La pratique réflexive renvoie, selon Schön (1994), à l’étude «du phénomène de l’abstraction et des opérations de la pensée» (p. 11). Cet auteur mentionne, à travers Piaget et Inhelder (1954), que «l’abstraction consiste à ajouter des relations au donné perceptif et pas seulement à les en tirer» (Ibid.). Il poursuit en précisant que

l’abstraction que Piaget appelle “réfléchissante”, qui elle, au lieu de s’en tenir aux propriétés de l’objet, consiste à tirer de l’action elle- même certains caractères dont elle assure la réflexion […] sur des actions ou opérations de niveau supérieur car il n’est possible de prendre conscience des processus d’une construction antérieure qu’au moyen d’une construction sur un nouveau plan. […] Cette perspective de la réflexion “en cours” d’action ou de la réflexion “sur” l’action marque sa pensée de la pratique réflexive, plus précisément du praticien réflexif et le savoir dans l’agir professionnel. (Ibid.)

La pratique réflexive, dans la conception de Piaget et Inhelder (1954), est plus ouverte, moins restrictive que celle de Schön (1994). Dans le mouvement évolutif de cette pratique, la “théorisation-en-action”, telle que formulée par Masciotra (1998a), nous rejoint davantage.

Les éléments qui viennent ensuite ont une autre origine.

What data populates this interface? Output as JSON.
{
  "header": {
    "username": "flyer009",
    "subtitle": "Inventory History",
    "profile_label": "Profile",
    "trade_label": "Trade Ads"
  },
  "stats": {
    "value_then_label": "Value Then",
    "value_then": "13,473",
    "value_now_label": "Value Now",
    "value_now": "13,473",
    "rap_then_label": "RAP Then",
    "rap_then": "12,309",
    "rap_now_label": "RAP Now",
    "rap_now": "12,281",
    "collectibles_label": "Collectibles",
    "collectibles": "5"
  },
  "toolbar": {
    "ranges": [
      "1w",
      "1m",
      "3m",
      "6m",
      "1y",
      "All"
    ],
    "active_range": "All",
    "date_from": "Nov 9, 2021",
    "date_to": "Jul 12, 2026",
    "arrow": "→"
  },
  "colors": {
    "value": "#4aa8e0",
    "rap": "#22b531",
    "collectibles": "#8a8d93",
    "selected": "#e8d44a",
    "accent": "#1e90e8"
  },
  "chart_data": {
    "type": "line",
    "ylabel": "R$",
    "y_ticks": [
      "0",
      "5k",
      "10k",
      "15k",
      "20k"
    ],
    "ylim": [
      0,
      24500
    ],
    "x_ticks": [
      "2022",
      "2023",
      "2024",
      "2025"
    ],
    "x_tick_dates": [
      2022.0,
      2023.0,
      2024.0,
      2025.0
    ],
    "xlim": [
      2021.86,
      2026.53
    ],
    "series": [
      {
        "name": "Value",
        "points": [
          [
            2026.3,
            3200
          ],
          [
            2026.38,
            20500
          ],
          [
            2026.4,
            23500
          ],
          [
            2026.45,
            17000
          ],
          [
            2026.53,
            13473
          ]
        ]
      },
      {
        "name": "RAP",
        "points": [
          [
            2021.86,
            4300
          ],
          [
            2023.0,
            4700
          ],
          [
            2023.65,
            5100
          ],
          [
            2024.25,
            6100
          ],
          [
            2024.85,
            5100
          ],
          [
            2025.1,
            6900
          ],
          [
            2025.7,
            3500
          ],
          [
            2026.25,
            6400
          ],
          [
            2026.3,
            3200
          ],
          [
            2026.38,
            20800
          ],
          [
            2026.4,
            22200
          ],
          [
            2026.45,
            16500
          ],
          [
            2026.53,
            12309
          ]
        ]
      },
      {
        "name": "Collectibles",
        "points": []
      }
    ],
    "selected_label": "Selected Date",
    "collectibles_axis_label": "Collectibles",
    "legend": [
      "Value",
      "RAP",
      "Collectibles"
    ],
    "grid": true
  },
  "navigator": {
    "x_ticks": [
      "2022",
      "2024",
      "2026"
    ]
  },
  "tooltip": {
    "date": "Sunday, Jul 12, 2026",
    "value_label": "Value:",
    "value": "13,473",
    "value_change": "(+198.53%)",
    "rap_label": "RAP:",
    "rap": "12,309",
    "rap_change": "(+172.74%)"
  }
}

La “théorisation-en-action” de la praticienne ou du praticien-chercheur, est une méthodologie de la recherche théorique en éducation développée par Masciotra (Ibid.) dans le suivi de la pratique réflexive. Les notions de “réflexion-en-action” et de “science de l’agir expert” l’amènent à proposer son propre modèle qui intègre le domaine du Budo, terme japonais qui signifie “voie des arts martiaux”. Il faut comprendre que dans l’application de sa

méthode, la notion de description demeure toujours, et est fondamentale. Selon Masciotra (1998a),

[l]a description, en tant que processus de théorisation, vise à faire le récit du savoir expérientiel du monde afin de mieux le comprendre et l’expliquer, tandis que l’action se veut pratique et vise à enrichir notre expérience du monde afin de mieux s’y rapporter. La “mission” de la “théorisation-en-action” (TA) est de rechercher et de favoriser l’harmonie entre le théorique et le pratique qui se coordonnent parfaitement lorsque le théorique constitue une compréhension conceptuelle du pratique et que la pratique se révèle en “compréhension- en-acte du théorique”. […] Cette perspective nécessite de continuels allers et retours entre le pratique et le théorique. […] Elle opère “sur”, “dans”, “par” et “pour” la pratique propre ainsi que celle des autres praticiens. (p. 7)

Pour notre recherche, la “théorisation-en-action” représente une méthode qui concilie la théorisation à partir de la pratique. Pour le domaine des arts visuels, cette méthode nous semble révolutionnaire. Laurier et Gosselin (2004) empruntent la voie de la “théorisation- en-action” dans la direction de leurs étudiantes et étudiants de maîtrise en arts visuels. C’est à partir de leur pratique artistique respective que se développe la méthodologie de recherche. La thèse de Paillé (2002) abonde dans le même sens. Une théorisation ancrée dans la pratique nous réconcilie avec la pratique réflexive.

La praxis en arts visuels, se veut dépassement du savoir pratique par la dynamique d’une pratique réflexive qui engage l’articulation entre les multiples savoirs pratiques et savoirs théoriques. La praxis, selon Fabre (1994), s’avère le lieu d’un regard critique sur la pratique artistique, la progression constante et la cohérence “articulable” qui s’inscrit dans l’oeuvre.